しかし、オムツ交換もベッドを利用することで、介助者の身長に合わせることができますし、ましてこの方は経管栄養をしていたので、注入をする時には坐位になっていただく必要があります。その時は寝室の横にあるリビングまで上体を抱えて引きずり、食卓の椅子まで抱えて座位にしていました。

その方の体型は小太りでしたが、かなりの負担がありました。高齢の家族さんが行うには大変負担になると考えますが、この家族さんは一歩も譲りません。

痰がゴロゴロと出せなかったり、経管栄養の逆流も考えられるので、ベッドを利用して頭元は少しギャッジを上げておくことが必要なのですが、これについても否定され受け入れはしてもらえませんでした。

利用者である旦那様を献身的に介護し、とても大切にされているのですが、なぜ受け入れもらえなかったのか、今でもわかりません。

結局、この利用者さんは朝家族さんが起きた時に亡くなっておられました。痰か逆流した注入液で窒息されたのではないかと考えられます。

こんな時、「もっと説得していれば…」とこの利用者さんに携わったスタッフはみんな後悔をしました。同じ最期を迎えるにしても、この時にこうやっておけば、もっと違う最期が迎えられたのではないかと後悔することがケアマネの仕事をしていて、もっともつらく、落ち込んでしまうことです。

■持論を正しいと思い込みすぎる弊害

また、違う家族さんのお話です。その利用者さんはパーキンソン病でした。ところがご家族はその方に「動かなくなると、動けなくなる」と言って、ほぼ強引にポータブルトイレでの排泄を行っておられました。座位も不安定な状態で足の支持力もなく、手も変形していて、手すりを持つことができない状況なのに、です。

何十年間も介護にあたっておられ、そうすることで今の現状が維持できていると思い込んでおられるのようで、ヘルパーさんを利用された時にも排泄介助を希望されていました。

ポータブルトイレに移動してもオムツに排泄されているので、ほとんど排尿されることはありません。利用者さんご本人もヘルパーさんも大変なだけでした。

このご家族はそれ以外にも、仕事に出て不在といいながら、自宅におられ、ヘルパーさんの介助の仕方にクレームをつけたり、ダメ出ししたりされるのです。長年介護にあたっておられたので、その経験を活かして介護福祉士の資格もとっておられ、気になるのはわかるのですが…

ヘルパーさんには、「インフルエンザが流行するときには、マスクをするように」と注意されるのですが、いつも家族さんがどっかから風邪をもらってきては利用者さんに感染させてしまい、利用者さんの方が重症になっています。他人には注意ができるのに、自分の自己管理については無防備なのです。
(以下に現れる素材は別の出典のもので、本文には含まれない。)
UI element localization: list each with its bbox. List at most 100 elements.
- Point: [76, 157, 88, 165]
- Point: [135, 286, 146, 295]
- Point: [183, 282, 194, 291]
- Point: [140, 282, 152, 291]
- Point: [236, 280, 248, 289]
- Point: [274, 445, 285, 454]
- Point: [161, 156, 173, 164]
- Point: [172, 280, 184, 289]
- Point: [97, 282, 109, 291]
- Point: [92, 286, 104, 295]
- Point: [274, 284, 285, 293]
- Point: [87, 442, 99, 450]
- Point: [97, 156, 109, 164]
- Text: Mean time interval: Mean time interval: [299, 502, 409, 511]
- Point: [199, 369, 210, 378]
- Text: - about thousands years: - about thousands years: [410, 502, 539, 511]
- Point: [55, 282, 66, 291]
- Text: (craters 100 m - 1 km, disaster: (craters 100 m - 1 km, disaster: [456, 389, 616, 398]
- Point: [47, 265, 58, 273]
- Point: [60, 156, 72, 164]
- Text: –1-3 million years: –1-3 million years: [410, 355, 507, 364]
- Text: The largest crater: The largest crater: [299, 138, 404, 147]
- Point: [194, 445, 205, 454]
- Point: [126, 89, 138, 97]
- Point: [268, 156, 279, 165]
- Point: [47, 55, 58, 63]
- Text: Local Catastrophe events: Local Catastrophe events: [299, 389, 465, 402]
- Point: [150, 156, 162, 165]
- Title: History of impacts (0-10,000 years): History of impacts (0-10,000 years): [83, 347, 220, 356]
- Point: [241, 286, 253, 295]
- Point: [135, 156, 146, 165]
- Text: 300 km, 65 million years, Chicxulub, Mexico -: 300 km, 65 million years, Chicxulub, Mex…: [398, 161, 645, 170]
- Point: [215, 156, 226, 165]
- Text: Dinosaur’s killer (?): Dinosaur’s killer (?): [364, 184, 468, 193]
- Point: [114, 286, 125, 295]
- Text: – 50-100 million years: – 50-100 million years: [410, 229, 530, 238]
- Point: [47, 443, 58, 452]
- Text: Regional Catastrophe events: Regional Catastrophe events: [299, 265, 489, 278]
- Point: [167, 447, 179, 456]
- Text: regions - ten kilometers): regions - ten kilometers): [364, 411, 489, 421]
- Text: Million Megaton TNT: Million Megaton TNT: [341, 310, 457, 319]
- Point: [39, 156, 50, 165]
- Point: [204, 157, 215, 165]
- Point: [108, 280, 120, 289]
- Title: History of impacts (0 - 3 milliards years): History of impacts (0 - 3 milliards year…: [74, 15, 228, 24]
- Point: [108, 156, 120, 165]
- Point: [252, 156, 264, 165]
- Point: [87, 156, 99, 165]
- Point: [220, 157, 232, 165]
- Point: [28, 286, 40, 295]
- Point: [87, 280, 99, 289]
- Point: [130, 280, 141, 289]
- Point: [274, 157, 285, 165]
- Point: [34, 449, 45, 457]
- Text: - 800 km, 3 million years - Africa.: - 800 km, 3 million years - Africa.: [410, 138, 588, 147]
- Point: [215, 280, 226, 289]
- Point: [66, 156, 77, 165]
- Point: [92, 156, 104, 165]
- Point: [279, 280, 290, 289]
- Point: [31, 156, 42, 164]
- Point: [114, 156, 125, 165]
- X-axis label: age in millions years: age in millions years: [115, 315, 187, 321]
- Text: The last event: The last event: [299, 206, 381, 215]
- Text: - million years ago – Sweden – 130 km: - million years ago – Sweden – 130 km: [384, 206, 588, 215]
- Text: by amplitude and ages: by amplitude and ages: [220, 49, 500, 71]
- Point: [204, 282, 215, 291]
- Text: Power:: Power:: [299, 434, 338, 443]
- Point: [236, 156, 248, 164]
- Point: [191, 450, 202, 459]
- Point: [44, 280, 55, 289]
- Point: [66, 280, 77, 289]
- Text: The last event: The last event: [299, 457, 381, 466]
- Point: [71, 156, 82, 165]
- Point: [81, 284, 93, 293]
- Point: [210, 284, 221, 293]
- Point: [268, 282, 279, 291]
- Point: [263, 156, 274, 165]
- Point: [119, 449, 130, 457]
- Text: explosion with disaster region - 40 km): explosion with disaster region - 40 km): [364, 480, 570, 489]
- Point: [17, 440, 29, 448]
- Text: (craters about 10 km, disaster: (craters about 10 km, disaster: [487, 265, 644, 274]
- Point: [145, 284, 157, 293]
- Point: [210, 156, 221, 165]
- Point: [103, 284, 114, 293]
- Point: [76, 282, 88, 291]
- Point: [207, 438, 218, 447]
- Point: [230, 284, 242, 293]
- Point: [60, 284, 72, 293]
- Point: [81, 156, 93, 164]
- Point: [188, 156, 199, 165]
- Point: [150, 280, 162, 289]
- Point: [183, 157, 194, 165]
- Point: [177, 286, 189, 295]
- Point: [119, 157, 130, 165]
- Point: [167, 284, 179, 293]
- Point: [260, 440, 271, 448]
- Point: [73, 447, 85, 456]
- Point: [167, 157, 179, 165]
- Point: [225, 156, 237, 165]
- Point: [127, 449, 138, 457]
そして、室温についても自分の心地良い室温にされるので、利用者さんはいつも大汗をかいておられます。エアコンも壊れていると言って、この暑い夏にケーキ屋さんでケーキの購入時についてくる保冷材を首に巻いて、暑さをしのいでいます。

利用者さんの過ごしやすい環境について説明をしても、一向に聞き入れてもらえません。現在、この利用者さんは家族さんの夏風邪をもらい、肺炎になったため入院されています。

在宅で生活をするにあたっては、病院と違って工夫をしなければならないこともあり、それぞれ自己流でやっておられることも多いです。しかし、持論を正しいと思い込み、他人の意見に耳を傾けることができない家族さんには、私たちケアマネだけでなく、関わっているスタッフ全員が困ってしまうのも事実です。